Many of you will remember the last boom. Lots of condominiums were being built and purchased for speculation around here. And the financing was easy because, hey, the sky was the limit. But now, the signal has come from California, that alot of really big houses are being bought and sold for speculation. Ala the internet stock boom.

But on Cape Cod for the last 10 years or so, lenders have only been lending at about 75% of valuation, with strong income requirements, for non-primary residences. Very unlike the last boom, when even the average investor was buying a condo for speculation and developers were typically getting 90 -110 % financing from local banks.

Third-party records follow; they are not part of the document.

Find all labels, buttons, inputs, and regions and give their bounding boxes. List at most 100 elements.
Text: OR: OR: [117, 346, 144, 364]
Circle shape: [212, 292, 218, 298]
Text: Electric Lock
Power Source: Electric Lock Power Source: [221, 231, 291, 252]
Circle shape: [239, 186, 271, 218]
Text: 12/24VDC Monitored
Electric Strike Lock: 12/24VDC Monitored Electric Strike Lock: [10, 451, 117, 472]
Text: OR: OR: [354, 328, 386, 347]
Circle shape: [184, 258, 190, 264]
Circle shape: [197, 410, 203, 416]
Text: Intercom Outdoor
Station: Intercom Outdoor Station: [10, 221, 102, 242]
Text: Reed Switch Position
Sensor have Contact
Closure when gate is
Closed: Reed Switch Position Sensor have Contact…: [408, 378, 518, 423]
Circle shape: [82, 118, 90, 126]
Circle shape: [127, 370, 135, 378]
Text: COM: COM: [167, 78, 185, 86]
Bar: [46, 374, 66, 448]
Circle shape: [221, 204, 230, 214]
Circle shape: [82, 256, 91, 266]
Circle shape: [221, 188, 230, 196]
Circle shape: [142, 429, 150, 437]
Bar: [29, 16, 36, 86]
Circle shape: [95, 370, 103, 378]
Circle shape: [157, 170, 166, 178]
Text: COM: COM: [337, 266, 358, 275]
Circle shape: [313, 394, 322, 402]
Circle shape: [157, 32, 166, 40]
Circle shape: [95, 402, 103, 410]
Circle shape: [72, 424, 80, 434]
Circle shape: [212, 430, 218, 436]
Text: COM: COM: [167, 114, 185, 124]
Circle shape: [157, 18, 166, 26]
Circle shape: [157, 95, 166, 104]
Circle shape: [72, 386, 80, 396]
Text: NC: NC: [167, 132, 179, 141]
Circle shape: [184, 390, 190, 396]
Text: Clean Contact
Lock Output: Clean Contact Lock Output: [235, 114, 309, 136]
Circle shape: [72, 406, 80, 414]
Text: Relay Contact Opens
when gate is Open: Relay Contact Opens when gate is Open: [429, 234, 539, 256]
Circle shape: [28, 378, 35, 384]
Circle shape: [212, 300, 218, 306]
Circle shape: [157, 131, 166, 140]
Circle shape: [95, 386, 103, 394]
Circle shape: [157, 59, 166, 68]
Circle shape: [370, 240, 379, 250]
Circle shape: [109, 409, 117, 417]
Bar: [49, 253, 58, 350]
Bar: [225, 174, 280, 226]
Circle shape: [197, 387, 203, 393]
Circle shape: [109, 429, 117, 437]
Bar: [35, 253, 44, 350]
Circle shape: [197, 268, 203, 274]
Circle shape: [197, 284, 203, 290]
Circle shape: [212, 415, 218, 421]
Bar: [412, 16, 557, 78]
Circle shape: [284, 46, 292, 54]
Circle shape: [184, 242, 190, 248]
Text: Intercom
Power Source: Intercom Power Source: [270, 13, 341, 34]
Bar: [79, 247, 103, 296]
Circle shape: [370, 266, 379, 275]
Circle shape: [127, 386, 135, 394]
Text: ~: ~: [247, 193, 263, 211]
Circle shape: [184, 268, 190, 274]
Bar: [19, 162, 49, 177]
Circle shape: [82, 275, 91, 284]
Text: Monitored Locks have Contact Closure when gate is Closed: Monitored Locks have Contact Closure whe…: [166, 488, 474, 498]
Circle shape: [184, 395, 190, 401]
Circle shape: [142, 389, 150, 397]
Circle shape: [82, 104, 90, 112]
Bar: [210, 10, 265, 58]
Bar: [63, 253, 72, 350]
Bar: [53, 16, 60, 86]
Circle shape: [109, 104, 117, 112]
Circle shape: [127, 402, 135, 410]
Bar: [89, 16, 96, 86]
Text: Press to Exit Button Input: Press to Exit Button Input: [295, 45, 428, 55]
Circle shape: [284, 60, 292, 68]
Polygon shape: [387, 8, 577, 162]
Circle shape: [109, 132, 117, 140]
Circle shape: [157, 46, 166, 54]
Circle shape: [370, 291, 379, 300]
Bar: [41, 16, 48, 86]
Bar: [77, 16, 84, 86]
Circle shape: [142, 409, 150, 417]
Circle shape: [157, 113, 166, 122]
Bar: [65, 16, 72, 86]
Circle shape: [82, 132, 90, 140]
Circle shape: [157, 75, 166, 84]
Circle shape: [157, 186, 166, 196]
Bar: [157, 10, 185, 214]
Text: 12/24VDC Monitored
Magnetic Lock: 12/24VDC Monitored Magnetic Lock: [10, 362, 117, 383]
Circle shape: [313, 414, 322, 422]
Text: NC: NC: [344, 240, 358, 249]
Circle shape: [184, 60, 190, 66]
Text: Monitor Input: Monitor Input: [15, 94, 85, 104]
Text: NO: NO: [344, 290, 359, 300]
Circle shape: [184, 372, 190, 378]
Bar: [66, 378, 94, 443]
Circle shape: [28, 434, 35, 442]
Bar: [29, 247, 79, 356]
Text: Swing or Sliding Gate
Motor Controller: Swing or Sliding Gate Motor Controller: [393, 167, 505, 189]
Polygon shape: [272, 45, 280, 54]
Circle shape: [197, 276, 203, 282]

But most of our recent real estate boom, and the resulting rising housing prices, has been due to second home buying with cash, mostly because of wealth passing between generations and/or the tax cuts for upper incomes.

The great movement of money in this country is between real estate and the equity markets, with short stops in the debt markets (treasury bonds) along the way. We are seeing one of those transitions right now, helped along by the Federal Reserve Bank.

Money is moving back into the equity markets (stocks and bonds) because interest rates are rising. (Real estate prices are inversely related interest rates.) The Fed is raising rates because it is worried about inflation. Well not really. They are beholden to the money changers, the guys that make money when the shift is on, in either direction, and it's, well, time to make the donuts again.

That's what makes this country great. This elite group will always make their money off the top, because they actually get to decide when it's time, in other words, safe, to do so. They decide when the markets get to move, and in doing so, get to scrape the fat off the top of that market, in this case the real estate market, before the much smaller kids on the block figure out what is going on. And changing interest rates is the mechanism that signals the shift is on.

But, I digress. The point was, money is moving from real estate to equities, and the real estate market is flattening out as a result. But real estate valuations this time around, are relatively safe because with the new rules, this time we bought with cash instead of debt, we have safeguards against the bottom falling out.

So, you don't have to sell your house to preserve the equity you have in it. But don't buy that empty house on the beach thinking you're going to make some money if you just hold on to it for a while. And for those of you who like to speculate, it's OK to call your stock broker again. Come on, you know you want to.